Chris Marsden | 12.07.2007 16:55 | Analysis | Terror War | London

The detention of at least seven medics in connection with last week’s failed terror attacks in Britain has added to the public’s sense of shock. All the more so since the alleged perpetrators of the attacks were both initially identified as doctors working at Glasgow’s Royal Alexandra Hospital.

These were, after all, men said to have driven two Mercedes packed with petrol, gas cylinders and nails and parked them in London’s West End, one of them outside a crowded nightclub on Ladies Night, and then driven back to Scotland to carry out a suicide attack on Glasgow Airport. Only chance prevented terrible carnage. The driver of the explosives-loaded Jeep in Glasgow is in critical condition after dousing himself with petrol and suffering burns to 90 percent of his body.

It has since been revealed that only the Jeep passenger, Bilal Talal Samad Abdullah, is a doctor. The driver, Kafeel Ahmed, a 27-year-old from Bangalore, India, is a highly qualified aeronautical engineer with a PhD. Even so, the participation of two highly educated men in such an outrage—and the possible involvement of many others from the medical profession—is a deeply troubling aspect of an already appalling chain of events.
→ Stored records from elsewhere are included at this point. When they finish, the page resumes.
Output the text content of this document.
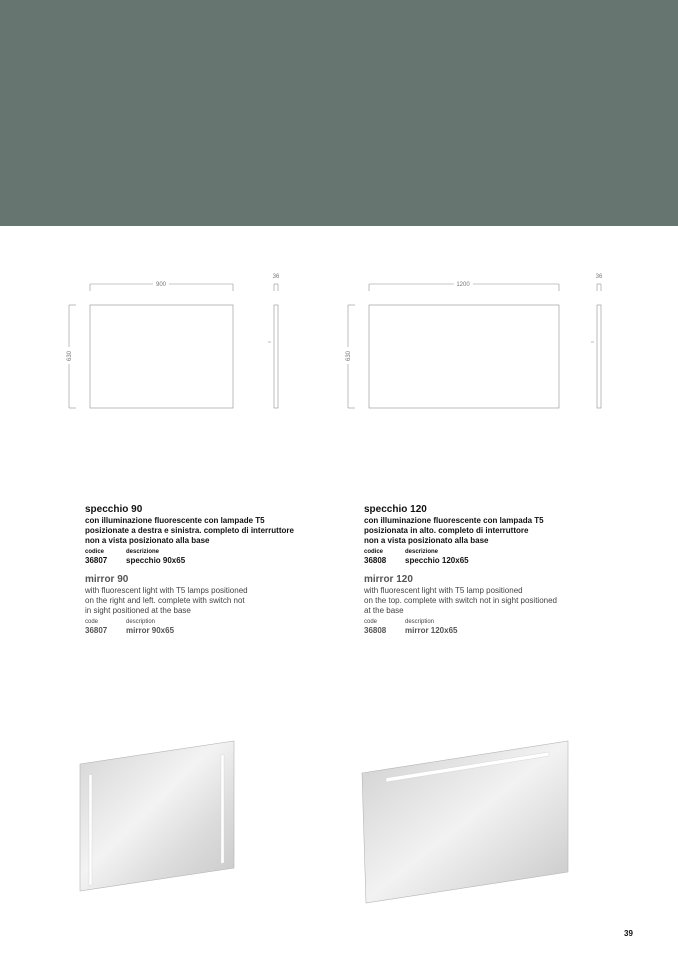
900
36
630
1200
36
630
specchio 90
con illuminazione fluorescente con lampade T5
posizionate a destra e sinistra. completo di interruttore
non a vista posizionato alla base
codice	descrizione
36807	specchio 90x65
mirror 90
with fluorescent light with T5 lamps positioned
on the right and left. complete with switch not
in sight positioned at the base
code	description
36807	mirror 90x65
specchio 120
con illuminazione fluorescente con lampada T5
posizionata in alto. completo di interruttore
non a vista posizionato alla base
codice	descrizione
36808	specchio 120x65
mirror 120
with fluorescent light with T5 lamp positioned
on the top. complete with switch not in sight positioned
at the base
code	description
36808	mirror 120x65
39
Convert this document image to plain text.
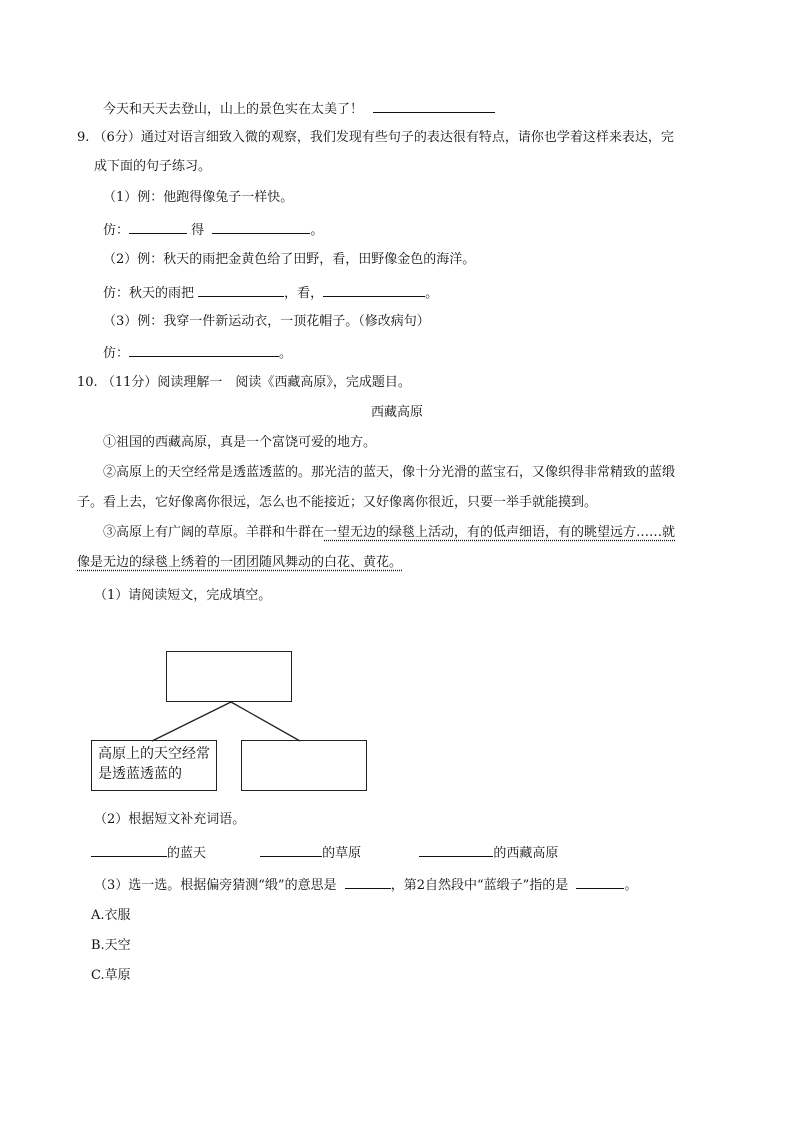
今天和天天去登山，山上的景色实在太美了！
9. （6分）通过对语言细致入微的观察，我们发现有些句子的表达很有特点，请你也学着这样来表达，完
成下面的句子练习。
（1）例：他跑得像兔子一样快。
仿：	得	。
（2）例：秋天的雨把金黄色给了田野，看，田野像金色的海洋。
仿：秋天的雨把	，看，	。
（3）例：我穿一件新运动衣，一顶花帽子。（修改病句）
仿：	。
10. （11分）阅读理解一　阅读《西藏高原》，完成题目。
西藏高原
①祖国的西藏高原，真是一个富饶可爱的地方。
②高原上的天空经常是透蓝透蓝的。那光洁的蓝天，像十分光滑的蓝宝石，又像织得非常精致的蓝缎
子。看上去，它好像离你很远，怎么也不能接近；又好像离你很近，只要一举手就能摸到。
③高原上有广阔的草原。羊群和牛群在一望无边的绿毯上活动，有的低声细语，有的眺望远方……就
像是无边的绿毯上绣着的一团团随风舞动的白花、黄花。
（1）请阅读短文，完成填空。
高原上的天空经常
是透蓝透蓝的
（2）根据短文补充词语。
的蓝天	的草原	的西藏高原
（3）选一选。根据偏旁猜测“缎”的意思是	，第2自然段中“蓝缎子”指的是	。
A.衣服
B.天空
C.草原
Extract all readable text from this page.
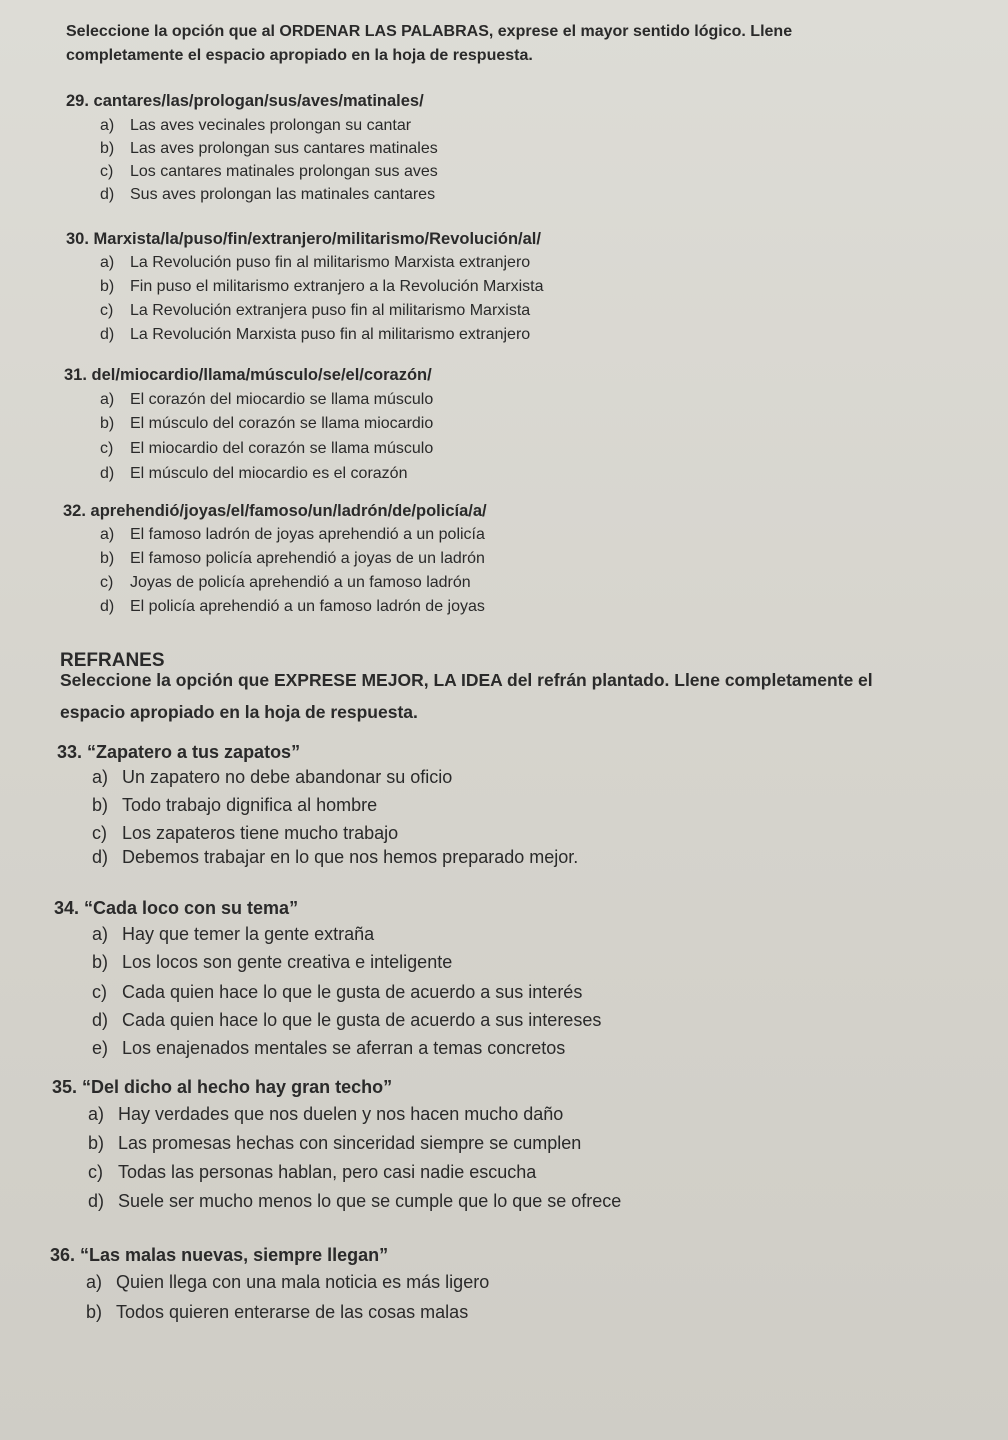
Seleccione la opción que al ORDENAR LAS PALABRAS, exprese el mayor sentido lógico. Llene completamente el espacio apropiado en la hoja de respuesta.
29. cantares/las/prologan/sus/aves/matinales/
a) Las aves vecinales prolongan su cantar
b) Las aves prolongan sus cantares matinales
c) Los cantares matinales prolongan sus aves
d) Sus aves prolongan las matinales cantares
30. Marxista/la/puso/fin/extranjero/militarismo/Revolución/al/
a) La Revolución puso fin al militarismo Marxista extranjero
b) Fin puso el militarismo extranjero a la Revolución Marxista
c) La Revolución extranjera puso fin al militarismo Marxista
d) La Revolución Marxista puso fin al militarismo extranjero
31. del/miocardio/llama/músculo/se/el/corazón/
a) El corazón del miocardio se llama músculo
b) El músculo del corazón se llama miocardio
c) El miocardio del corazón se llama músculo
d) El músculo del miocardio es el corazón
32. aprehendió/joyas/el/famoso/un/ladrón/de/policía/a/
a) El famoso ladrón de joyas aprehendió a un policía
b) El famoso policía aprehendió a joyas de un ladrón
c) Joyas de policía aprehendió a un famoso ladrón
d) El policía aprehendió a un famoso ladrón de joyas
REFRANES
Seleccione la opción que EXPRESE MEJOR, LA IDEA del refrán plantado. Llene completamente el espacio apropiado en la hoja de respuesta.
33. “Zapatero a tus zapatos”
a) Un zapatero no debe abandonar su oficio
b) Todo trabajo dignifica al hombre
c) Los zapateros tiene mucho trabajo
d) Debemos trabajar en lo que nos hemos preparado mejor.
34. “Cada loco con su tema”
a) Hay que temer la gente extraña
b) Los locos son gente creativa e inteligente
c) Cada quien hace lo que le gusta de acuerdo a sus interés
d) Cada quien hace lo que le gusta de acuerdo a sus intereses
e) Los enajenados mentales se aferran a temas concretos
35. “Del dicho al hecho hay gran techo”
a) Hay verdades que nos duelen y nos hacen mucho daño
b) Las promesas hechas con sinceridad siempre se cumplen
c) Todas las personas hablan, pero casi nadie escucha
d) Suele ser mucho menos lo que se cumple que lo que se ofrece
36. “Las malas nuevas, siempre llegan”
a) Quien llega con una mala noticia es más ligero
b) Todos quieren enterarse de las cosas malas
It has prompted many to ask how someone who in his professional life is dedicated to saving lives could even contemplate taking the lives of so many innocent people.

Attempts to answer this within the media have been, at best, limited, but one issue raised stands out as significant. An article in the July 8 Observer stated: “Terrorism experts point out that all the members of the Hamburg cell, which planned the 9/11 atrocities, studied technical sciences or medicine. Abdullah Azzam, the original mentor of Osama bin Laden, was a Palestinian medical doctor. Ayman Al-Zawahiri, the spiritual leader of Al Qaeda, comes from a family of doctors and medical experts.... As Professor Marc Sageman, a counter-terrorism adviser to the US government observes: ‘Terrorists are usually seen as being ignorant and immature, as coming from a poor background and a broken family, with no skills and no family or responsibility. Little of this is true for Al Qaeda members and supporters.’”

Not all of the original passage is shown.